Dalam sebuah kalimat sempurna, unsur inti yang harus dimilikinya adalah subjek dan predikat. Hal ini dikarenakan subjek dan predikat memegang peranan yang sangat penting dalam pemakaian bahasa sebagai alat komunikasi karena makna kalimat tersebut dapat diketahui dengan jelas tanpa bantuan konteks yang mendahului dan mengikutinya (lihat Sibarani, 1997: 154). Dalam BBT, terdapat dua jenis verba, yaitu: verba transitif umum (verba yang dapat digunakan di dalam semua jenis kalimat berdasarkan tanggapan yang diharapkan) verba transitif itu adalah verba yang menggunakan afiks di bawah ini (lihat Sibarani, 1997: 155) :

maN mandanggur ‘melempar’

maN-hon manaruhon ‘mengantarkan’

maN-i manggotili ‘mencubiti’

masi- masiboan ‘membawa (masing-masing)’

masi-hon masipeakhon ‘meletakkan(masing-masing)’

masi-i masigadisi ‘menjual (masing-masing)’

pa- pabara ‘masuk ke kandang’

pa-hon paganjanghon ‘membuat (menjadi) panjang’

mampar-hon mamparrohahon ‘konsentrasi (menyimak)’

mampar-i mamparbadiai ‘ membuat kudus (suci)’

mangha-hon manghalashon ‘bergembira atas’

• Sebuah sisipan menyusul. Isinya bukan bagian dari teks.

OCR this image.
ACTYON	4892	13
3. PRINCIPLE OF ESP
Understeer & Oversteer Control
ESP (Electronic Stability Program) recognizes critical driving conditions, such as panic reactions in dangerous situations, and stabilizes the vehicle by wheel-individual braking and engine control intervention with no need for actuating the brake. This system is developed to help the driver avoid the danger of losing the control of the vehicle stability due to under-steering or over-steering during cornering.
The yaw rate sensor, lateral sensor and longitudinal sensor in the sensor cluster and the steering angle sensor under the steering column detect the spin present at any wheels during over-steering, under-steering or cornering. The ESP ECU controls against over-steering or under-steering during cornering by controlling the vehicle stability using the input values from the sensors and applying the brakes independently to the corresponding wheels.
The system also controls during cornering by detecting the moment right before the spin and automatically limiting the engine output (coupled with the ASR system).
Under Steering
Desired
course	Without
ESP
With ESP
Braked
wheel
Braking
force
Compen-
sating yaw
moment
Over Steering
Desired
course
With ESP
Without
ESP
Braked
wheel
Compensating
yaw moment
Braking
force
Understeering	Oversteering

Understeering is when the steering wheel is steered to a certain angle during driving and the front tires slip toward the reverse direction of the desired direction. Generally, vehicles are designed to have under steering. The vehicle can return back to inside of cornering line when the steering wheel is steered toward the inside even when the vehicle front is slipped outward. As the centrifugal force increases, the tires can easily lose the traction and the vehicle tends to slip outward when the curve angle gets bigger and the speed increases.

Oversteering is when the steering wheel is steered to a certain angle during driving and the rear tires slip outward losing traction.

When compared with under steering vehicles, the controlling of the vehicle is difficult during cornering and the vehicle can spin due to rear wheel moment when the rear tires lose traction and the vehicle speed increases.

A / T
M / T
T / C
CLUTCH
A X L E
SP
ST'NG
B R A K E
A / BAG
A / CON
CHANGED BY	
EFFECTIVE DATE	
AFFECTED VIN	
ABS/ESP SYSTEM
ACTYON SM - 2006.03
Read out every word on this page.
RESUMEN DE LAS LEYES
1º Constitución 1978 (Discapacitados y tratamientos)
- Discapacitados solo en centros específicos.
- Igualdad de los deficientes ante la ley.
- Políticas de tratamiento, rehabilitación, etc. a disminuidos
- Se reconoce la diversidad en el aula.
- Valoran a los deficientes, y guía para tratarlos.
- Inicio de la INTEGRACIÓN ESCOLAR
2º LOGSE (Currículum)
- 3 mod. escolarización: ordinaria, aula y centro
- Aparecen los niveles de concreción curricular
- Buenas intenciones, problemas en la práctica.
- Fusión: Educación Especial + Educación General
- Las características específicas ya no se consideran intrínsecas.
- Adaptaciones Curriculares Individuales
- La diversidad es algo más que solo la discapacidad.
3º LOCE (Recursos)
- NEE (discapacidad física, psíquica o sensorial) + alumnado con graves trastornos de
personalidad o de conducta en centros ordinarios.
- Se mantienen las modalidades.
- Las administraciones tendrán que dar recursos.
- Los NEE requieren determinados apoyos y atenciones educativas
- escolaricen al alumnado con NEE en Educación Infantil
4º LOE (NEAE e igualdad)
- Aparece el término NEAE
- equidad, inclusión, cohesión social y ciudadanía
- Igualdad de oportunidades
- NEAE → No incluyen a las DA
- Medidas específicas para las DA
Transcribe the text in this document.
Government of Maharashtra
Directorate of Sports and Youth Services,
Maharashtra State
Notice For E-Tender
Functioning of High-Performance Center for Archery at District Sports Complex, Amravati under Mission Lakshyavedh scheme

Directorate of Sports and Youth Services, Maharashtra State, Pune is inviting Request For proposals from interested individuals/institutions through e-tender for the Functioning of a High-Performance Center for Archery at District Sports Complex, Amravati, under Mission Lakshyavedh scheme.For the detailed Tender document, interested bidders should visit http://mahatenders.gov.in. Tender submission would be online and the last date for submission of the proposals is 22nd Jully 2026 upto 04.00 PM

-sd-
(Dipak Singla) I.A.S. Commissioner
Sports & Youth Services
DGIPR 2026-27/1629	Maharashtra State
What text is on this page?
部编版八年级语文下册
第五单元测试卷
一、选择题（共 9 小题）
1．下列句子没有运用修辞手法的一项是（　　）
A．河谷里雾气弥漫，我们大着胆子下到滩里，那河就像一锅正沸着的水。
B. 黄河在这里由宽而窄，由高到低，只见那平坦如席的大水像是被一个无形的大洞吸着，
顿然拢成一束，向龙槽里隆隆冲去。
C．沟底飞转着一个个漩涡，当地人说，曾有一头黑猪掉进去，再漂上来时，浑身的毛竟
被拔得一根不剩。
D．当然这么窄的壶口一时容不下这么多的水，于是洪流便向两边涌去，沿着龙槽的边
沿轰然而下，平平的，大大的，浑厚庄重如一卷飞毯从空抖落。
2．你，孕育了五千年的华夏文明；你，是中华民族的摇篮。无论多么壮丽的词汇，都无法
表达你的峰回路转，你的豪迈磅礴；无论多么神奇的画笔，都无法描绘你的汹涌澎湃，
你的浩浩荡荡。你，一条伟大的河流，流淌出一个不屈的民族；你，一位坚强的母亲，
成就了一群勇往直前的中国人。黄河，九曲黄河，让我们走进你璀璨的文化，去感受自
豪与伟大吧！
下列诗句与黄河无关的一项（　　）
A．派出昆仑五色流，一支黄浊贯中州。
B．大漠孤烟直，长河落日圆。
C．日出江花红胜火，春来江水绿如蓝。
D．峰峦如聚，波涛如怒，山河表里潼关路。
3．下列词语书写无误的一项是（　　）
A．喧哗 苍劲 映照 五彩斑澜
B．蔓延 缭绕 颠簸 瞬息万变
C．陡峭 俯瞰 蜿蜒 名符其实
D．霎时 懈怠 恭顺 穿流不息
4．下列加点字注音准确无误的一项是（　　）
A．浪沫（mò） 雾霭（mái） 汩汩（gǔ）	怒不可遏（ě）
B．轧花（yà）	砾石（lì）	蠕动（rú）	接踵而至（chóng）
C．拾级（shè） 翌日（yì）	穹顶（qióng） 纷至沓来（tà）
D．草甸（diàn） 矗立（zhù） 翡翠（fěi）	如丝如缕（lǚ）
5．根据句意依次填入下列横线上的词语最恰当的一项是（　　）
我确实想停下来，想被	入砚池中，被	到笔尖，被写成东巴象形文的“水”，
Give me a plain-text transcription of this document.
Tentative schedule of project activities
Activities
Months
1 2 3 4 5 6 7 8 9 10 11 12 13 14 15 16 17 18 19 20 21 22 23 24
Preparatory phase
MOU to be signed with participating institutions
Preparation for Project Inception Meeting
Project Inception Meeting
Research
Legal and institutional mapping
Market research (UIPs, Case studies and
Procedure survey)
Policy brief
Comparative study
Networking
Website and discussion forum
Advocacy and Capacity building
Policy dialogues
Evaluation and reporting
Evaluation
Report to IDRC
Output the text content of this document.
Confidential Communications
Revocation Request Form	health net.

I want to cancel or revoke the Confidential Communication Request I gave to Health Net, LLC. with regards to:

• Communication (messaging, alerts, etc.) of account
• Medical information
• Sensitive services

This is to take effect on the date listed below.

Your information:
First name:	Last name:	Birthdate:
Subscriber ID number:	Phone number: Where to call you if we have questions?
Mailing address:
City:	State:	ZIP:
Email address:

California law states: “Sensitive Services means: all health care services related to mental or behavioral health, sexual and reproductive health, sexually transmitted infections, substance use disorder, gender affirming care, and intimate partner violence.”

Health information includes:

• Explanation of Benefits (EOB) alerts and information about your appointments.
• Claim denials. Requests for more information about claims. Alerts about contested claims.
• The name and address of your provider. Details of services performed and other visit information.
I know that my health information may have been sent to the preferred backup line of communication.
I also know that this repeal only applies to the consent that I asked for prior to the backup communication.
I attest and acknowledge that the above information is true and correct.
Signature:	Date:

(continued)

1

-um- sumuru ‘(yang) menyuruh’

-um-hon sumarihon ‘mengacuhkan’

-um-i sumombai ‘menyembah’

Predikat kalimat yang memiliki verba dengan menggunakan afiks di atas akan memperlihatkan subjek sebagai pelaku dan objek sebagai penderita. Hal semacam itu dapat diperhatikan dalam kalimat di bawah ini.

(5) Manumpahi do hita tu nasida. (DLA)

AKT-memberi bantuan (uang) T kita kepada mereka ‘Kita memberikan uang kepada mereka’

Kalimat pasif adalah kalimat yang subjeknya berperan sebagai penderita. Istilah penderita dimaksudkan untuk menyatakan bahwa subjek dikenai tindakan sebagaimana yang dinyatakan oleh predikat kalimat itu. Jika dibandingkan penggunaan kalimat pasif dan aktif, BBT lebih sering menggunakan kalimat pasif, baik dalam ragam lisan maupun ragam tulisan. Kalimat pasif dapat dinyatakan dengan pemarkah pasif yang diterangkan dalam bagan berikut ini.

Bagan 4 PEMARKAH PASIF

Afiks (di-, ni-, -in-, tar-, ha-an, -on/-an) Pamarkah Pasif Proklitik (hu-, ta-, dan hami)

Kata (tu+N, hona +Vt &N, dohot/jumpang 5. Wacana Percakapan

Dalam wacana percakapan, pembicara saling menyampaikan pesan atau informasi. Seorang dapat bertindak sebagai penyapa dan rekannya bertindak sebagai pesapa, dan sebaliknya. Mereka bergantian untuk

menciptakan dan menghidupkan wacana percakapan. Dengan demikian, berdasarkan percakapan ini, kalimat dapat dibagi atas enam bagian, yaitu: kalimat awal, kalimat tumpuan, kalimat tambahan, kalimat sambungan, kalimat jawaban, dan kalimat ujung.

6. Kalimat Berdasarkan Fungsi

Pembicara menggunakan bahasanya untuk menyampaikan maksud dan tujuannya melalui kalimat-kalimat yang disusunnya. Dalam hal ini konteks pemakaian bahasa sangat berpengaruh dalam penyampaian kalimat untuk maksud dan tujuan tertentu. Fungsi kalimat tersebut dapat berupa: (1) kalimat salam-selamat, (2) kalimat basa-basi, (3) kalimat panggilan, (4) kalimat usir, (5) kalimat seru, (6) kalimat maaf, (7) kalimat tagih, (8) kalimat suguh, (9)kalimat pandu, (10) kalimat ejek, (10) kalimat sesal, (11) kalimat sumpah, (12) kalimat maki, (13) kalimat mohon, (14) kalimat berkat, dan (15) kalimat kutuk (lihat Sibarani, 1997: 212).

7. Penekanan Unsur

Penekanan unsur biasanya digunakan si pembicara untuk mendapatkan perhatian atau menegaskan unsur kalimat itu. Penekanan salah satu fungsi sintaksis ini ada kaitannya dengan penggunaan bahasa sebagai alat komunikasi sehingga dapat dimengerti sebaik-baiknya. Berdasarkan penekanan unsurnya, kalimat BBT dapat dibagi atas: (1) kalimat tematik, (2) kalimat topik, (3) kalimat pancang, (4) kalimat pemerkuat dengan partikel Na, (5) kalimat perbandingan, (6) kalimat berjejer, (7) kalimat sungguh, (8) kalimat negatif.

Dalam konteks berbahasa, terkadang kehadiran unsur sintaksis dapat utuh tetapi ada juga yang hanya menghadirkan sebagian saja dari unsur kalimat tersebut sebagai wakil dari keseluruhan kalimat itu. Dengan demikian, berdasarkan kelengkapan unsur, sebuah kalimat dapat dipilah atas: kalimat elipsis, kalimat marginal, kalimat kohesif, dan kalimat utuh (lihat Sibarani, 1997: 241-247).